In American universities, the average student completes their undergraduate degree in five and a half years because more than 60% of them change majors at least once. In China, students select their major and have little chance to change it after the first year. They live together in the same dormitory section (often six or more per room) and attend most classes as a group, forming a group loyalty and making ‘classmates’ lifelong friends.
There is no room for staying an extra semester because that would reduce freshman capacity. Therefore China’s education policy-makers are faced with the problem of how to get this spring semester’s seniors finished and graduated.
Meanwhile, science masters and doctoral students face an upcoming problem. They would normally be defending their theses and dissertations in May and June. China’s education regulations require that an expert from another university sit on the exam panel. Therefore China’s domestic airlines in those months are full of professors flying to other universities. Normally those plans would be in the midst of being finalised, but, like most academic events, they are ‘on hold’.
On the afternoon of 12 February, China’s Ministry of Education held a press conference and was asked if there were plans to move back the gaokao, the end-of-high-school leaving exam where student scores also serve to rank who can enter their top universities.
The officials replied that the gaokao was four months away and that the national and provincial education authorities are watching the development of the epidemic situation. They have to assess the potential impact of the epidemic on organising and holding the exam. They will carefully work out the implementation plan and explain the arrangements to the public when they are able to be certain.
About 10 million Chinese high school seniors will take that exam, usually administered nationwide in early June. These students would normally be in their last semester of cramming for the exam.

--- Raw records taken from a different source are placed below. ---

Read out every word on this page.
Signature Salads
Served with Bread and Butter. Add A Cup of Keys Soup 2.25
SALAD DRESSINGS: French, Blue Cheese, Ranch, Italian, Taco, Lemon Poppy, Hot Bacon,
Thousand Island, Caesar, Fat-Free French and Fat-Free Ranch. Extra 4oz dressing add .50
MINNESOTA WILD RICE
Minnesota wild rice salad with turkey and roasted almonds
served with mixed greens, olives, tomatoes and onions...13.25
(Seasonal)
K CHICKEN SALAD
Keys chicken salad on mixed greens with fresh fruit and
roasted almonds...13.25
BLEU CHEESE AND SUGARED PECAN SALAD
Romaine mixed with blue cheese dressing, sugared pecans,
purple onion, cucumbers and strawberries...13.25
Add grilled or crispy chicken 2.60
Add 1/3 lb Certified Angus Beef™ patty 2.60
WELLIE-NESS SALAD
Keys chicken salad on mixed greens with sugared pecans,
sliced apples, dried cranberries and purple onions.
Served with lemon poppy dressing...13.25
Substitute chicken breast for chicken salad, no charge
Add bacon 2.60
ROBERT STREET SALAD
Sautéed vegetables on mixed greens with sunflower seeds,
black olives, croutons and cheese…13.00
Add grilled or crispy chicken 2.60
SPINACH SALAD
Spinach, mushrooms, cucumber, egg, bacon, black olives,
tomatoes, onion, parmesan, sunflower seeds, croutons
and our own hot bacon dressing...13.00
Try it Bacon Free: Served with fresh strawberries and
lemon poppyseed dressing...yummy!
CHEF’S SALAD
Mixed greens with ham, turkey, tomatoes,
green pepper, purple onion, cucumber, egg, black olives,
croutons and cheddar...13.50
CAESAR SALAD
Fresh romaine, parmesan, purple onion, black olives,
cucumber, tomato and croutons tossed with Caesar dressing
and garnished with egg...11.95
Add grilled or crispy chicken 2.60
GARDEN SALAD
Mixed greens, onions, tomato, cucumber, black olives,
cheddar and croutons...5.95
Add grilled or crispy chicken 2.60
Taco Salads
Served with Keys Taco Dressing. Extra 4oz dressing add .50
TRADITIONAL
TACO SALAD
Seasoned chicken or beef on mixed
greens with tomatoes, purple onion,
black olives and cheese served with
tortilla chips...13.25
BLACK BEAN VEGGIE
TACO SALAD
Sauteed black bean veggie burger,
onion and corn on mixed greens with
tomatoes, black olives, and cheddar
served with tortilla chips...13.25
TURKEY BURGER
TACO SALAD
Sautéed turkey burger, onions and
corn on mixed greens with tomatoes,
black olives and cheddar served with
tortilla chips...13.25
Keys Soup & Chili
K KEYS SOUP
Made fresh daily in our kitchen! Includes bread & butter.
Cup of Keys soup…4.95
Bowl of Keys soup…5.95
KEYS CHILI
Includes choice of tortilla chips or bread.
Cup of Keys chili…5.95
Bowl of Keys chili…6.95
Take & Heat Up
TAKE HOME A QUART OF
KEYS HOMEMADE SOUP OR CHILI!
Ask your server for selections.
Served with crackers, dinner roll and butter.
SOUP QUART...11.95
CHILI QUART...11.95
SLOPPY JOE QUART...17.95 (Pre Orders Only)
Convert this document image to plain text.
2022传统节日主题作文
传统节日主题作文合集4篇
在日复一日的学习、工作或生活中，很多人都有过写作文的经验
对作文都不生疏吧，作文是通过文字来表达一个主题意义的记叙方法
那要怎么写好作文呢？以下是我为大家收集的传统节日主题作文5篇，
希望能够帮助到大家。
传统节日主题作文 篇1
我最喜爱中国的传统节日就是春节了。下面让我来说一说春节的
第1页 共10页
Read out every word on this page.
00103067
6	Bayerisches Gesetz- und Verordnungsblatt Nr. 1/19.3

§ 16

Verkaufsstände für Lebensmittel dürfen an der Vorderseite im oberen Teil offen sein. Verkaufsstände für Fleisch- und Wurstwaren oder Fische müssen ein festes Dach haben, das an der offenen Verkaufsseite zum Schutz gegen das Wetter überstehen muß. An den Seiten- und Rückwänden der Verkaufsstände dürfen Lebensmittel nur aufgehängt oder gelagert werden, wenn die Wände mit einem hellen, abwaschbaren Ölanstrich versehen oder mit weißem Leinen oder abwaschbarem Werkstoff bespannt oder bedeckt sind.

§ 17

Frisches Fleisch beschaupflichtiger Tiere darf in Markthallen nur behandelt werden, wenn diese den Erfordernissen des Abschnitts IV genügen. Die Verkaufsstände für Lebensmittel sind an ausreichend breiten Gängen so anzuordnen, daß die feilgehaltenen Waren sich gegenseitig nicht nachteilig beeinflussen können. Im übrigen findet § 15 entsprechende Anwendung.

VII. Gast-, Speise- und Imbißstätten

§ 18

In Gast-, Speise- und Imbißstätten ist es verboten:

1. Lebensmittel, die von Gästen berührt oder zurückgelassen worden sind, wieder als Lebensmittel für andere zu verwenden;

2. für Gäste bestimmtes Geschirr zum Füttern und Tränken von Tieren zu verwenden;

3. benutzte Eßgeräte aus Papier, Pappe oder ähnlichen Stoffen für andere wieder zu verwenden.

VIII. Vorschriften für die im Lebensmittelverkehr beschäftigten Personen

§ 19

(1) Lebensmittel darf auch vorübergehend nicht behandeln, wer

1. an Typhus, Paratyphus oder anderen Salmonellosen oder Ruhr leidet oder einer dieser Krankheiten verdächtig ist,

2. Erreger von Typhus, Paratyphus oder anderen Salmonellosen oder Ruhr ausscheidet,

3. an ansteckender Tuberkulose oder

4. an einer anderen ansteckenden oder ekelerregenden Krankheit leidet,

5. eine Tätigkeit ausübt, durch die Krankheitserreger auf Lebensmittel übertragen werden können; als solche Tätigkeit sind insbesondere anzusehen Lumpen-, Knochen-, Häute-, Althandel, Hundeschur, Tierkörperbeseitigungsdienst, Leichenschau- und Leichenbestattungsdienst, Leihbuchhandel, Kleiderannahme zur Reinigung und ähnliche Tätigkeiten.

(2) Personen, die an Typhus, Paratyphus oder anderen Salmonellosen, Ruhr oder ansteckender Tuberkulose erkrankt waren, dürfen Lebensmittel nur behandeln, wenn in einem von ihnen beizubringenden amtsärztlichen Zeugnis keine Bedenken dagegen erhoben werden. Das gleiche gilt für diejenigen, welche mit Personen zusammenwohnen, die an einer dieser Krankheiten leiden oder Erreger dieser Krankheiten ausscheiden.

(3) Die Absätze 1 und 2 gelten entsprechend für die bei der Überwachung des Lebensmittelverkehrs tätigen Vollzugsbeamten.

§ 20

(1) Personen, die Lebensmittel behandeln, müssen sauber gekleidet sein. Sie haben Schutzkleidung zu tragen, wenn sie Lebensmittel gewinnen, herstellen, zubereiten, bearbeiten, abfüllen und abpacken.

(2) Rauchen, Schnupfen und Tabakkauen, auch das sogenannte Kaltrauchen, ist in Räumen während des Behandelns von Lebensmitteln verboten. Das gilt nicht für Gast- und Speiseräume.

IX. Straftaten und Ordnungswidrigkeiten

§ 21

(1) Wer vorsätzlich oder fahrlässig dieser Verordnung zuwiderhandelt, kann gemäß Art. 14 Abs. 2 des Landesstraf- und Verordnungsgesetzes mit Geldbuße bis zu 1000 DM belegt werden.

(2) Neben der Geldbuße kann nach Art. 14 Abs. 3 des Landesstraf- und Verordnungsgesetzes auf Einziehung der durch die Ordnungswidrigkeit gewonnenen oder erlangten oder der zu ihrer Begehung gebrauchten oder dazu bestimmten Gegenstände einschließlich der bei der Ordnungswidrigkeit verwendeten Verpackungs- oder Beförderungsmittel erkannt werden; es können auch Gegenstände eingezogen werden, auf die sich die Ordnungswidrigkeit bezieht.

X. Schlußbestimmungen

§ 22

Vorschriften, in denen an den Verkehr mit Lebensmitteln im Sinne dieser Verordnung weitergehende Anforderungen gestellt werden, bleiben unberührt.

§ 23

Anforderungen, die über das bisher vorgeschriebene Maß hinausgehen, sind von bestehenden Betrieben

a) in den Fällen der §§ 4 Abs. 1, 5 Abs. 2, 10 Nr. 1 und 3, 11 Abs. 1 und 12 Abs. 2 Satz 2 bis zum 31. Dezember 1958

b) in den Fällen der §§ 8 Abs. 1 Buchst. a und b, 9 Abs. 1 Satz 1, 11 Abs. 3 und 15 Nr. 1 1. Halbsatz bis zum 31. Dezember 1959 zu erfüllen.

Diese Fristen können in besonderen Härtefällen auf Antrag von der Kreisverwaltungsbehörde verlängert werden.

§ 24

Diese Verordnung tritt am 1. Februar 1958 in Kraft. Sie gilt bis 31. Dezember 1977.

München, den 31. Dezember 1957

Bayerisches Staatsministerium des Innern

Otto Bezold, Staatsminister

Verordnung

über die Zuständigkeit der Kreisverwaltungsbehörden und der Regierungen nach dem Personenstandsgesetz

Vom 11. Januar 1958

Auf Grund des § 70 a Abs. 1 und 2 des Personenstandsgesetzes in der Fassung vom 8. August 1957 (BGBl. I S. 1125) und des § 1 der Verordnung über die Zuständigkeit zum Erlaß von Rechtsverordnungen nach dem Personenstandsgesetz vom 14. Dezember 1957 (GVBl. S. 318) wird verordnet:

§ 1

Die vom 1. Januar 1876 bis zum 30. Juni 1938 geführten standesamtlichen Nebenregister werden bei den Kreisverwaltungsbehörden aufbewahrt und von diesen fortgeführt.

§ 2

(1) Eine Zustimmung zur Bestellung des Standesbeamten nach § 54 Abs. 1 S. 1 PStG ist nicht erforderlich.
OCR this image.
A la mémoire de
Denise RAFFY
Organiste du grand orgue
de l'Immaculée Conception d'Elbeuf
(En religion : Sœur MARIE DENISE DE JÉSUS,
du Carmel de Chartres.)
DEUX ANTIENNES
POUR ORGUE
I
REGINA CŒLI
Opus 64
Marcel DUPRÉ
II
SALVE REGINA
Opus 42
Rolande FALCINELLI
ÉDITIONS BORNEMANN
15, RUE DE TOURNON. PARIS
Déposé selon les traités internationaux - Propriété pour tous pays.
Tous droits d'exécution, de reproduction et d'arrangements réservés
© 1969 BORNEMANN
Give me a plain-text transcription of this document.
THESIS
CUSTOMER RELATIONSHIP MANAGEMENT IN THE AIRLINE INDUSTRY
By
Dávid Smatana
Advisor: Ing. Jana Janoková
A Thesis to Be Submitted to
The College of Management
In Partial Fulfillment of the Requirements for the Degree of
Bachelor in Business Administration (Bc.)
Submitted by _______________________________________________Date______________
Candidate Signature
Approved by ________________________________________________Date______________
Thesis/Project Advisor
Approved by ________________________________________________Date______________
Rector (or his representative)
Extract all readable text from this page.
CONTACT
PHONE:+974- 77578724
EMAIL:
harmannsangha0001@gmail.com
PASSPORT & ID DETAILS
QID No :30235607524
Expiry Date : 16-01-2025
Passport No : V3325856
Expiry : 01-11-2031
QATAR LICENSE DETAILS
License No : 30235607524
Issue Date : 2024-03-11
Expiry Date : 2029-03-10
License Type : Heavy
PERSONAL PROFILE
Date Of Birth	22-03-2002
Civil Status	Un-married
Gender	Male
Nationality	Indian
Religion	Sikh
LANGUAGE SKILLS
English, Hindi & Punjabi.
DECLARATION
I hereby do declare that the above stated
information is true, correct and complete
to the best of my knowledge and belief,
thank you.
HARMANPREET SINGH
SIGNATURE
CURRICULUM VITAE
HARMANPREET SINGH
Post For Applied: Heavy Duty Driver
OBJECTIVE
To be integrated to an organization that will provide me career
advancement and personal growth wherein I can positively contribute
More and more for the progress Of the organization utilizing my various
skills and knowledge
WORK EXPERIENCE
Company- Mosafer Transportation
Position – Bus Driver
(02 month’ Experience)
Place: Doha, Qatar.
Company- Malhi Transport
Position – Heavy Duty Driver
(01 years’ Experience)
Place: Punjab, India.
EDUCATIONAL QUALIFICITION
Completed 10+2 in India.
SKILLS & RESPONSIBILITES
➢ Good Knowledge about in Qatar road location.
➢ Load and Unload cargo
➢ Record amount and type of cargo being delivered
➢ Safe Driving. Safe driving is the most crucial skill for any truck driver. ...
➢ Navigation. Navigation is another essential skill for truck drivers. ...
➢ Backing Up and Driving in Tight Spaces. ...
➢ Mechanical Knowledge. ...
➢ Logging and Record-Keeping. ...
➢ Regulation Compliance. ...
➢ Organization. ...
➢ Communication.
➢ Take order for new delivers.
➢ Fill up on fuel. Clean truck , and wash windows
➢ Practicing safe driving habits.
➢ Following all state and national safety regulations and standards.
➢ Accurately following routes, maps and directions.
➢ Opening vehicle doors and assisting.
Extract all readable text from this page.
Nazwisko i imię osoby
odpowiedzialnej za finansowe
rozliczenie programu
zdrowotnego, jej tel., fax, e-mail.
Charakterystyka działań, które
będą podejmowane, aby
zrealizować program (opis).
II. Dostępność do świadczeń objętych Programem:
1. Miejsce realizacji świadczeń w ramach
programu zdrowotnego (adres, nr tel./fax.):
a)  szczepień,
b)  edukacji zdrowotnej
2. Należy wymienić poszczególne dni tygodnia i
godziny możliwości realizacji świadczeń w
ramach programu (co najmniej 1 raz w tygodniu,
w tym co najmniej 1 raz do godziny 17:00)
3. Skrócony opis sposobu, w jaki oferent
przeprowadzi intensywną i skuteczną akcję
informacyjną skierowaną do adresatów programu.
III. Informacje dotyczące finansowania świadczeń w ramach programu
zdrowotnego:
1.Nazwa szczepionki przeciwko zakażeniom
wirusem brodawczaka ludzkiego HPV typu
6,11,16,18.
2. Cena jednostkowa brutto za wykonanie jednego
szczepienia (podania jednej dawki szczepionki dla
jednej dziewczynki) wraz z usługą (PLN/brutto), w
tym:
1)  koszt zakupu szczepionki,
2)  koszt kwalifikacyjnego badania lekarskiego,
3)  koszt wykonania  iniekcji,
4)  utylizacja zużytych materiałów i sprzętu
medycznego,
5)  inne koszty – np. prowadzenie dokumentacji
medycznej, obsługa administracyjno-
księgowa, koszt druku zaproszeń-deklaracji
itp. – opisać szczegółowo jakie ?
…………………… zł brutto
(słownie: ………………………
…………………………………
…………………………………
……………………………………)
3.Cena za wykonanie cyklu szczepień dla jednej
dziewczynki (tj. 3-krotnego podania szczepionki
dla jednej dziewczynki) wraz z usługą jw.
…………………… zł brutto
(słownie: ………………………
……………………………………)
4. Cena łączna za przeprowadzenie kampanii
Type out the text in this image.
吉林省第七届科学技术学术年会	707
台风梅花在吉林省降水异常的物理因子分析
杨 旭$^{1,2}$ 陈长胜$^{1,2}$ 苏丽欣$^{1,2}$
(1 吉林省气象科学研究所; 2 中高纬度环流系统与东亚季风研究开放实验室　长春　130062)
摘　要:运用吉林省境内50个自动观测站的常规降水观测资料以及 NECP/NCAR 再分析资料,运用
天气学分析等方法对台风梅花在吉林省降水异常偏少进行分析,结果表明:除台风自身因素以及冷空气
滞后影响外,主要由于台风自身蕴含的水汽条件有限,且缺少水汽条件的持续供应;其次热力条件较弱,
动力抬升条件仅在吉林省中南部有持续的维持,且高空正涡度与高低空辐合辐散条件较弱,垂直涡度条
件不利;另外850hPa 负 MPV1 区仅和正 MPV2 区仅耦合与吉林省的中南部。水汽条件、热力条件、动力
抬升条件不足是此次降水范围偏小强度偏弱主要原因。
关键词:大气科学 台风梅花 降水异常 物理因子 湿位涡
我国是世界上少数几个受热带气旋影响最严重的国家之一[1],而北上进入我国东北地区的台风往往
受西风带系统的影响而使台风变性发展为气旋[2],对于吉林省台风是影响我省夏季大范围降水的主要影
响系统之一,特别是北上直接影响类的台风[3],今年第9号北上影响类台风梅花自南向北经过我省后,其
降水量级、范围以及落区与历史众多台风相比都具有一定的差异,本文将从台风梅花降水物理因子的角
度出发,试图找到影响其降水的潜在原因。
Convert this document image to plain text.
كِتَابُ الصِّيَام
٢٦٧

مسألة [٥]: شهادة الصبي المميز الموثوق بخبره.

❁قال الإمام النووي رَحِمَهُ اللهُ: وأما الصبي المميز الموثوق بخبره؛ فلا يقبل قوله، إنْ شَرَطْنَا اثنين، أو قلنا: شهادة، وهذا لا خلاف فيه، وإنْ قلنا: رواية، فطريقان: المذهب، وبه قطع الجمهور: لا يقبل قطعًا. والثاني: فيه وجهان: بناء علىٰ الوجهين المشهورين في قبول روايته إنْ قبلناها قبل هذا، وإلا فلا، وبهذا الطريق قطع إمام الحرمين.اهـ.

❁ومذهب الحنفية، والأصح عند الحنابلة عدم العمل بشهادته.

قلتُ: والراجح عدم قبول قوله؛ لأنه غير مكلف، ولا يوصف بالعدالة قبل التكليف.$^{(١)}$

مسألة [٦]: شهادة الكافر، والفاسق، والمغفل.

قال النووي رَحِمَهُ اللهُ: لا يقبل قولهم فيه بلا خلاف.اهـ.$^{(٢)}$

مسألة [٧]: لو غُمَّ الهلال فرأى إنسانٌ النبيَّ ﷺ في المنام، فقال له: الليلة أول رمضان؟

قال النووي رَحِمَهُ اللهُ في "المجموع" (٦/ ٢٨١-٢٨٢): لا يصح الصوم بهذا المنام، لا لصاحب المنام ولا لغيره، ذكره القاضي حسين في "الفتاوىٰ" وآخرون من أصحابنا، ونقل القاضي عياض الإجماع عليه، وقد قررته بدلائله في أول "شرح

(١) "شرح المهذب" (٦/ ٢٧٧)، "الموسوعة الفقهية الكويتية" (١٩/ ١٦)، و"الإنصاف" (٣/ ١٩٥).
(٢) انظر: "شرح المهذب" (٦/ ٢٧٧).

While there is some variation in the gaokao by regions, the complex writing and printing of exams, plus scheduling of university professors to score essays in a week of lock-down grading, has to be planned ahead of time. About a half of China’s students pursue science fields in college and the gaokao is a major gatekeeper sorting the next generation of science professionals.
Higher education expansion
China’s ‘massification’ of higher education has contributed to the extensive cross-country travel that occurs each year during the Lunar New Year celebration. Before 1990, most citizens rode bicycles and stayed local. There were relatively few colleges and education was free to the top small number who scored highest on the gaokao. Visiting relatives during this holiday was a nearby affair.
Since the late 1990s, China’s unprecedented expansion of universities has allowed many more students to attend the best universities their scores will allow, usually far from home. There the college boy meets the girl of his dreams and a girl meets her ‘sunshine boy’. Now the New Year custom of visiting parents and grandparents on both sides of the family usually requires criss-crossing the country.
Higher education has not only dramatically raised China’s standard of living but has also directly contributed to the world’s largest migration and traffic jam (chun yùn). And that initial fluidity of population has also contributed to the difficulty of managing contagion.
In China, science remains ‘on hold’.
John Richard Schrock is editor of the Kansas School Naturalist at Emporia State University in the United States and also teaches various classes at universities in China.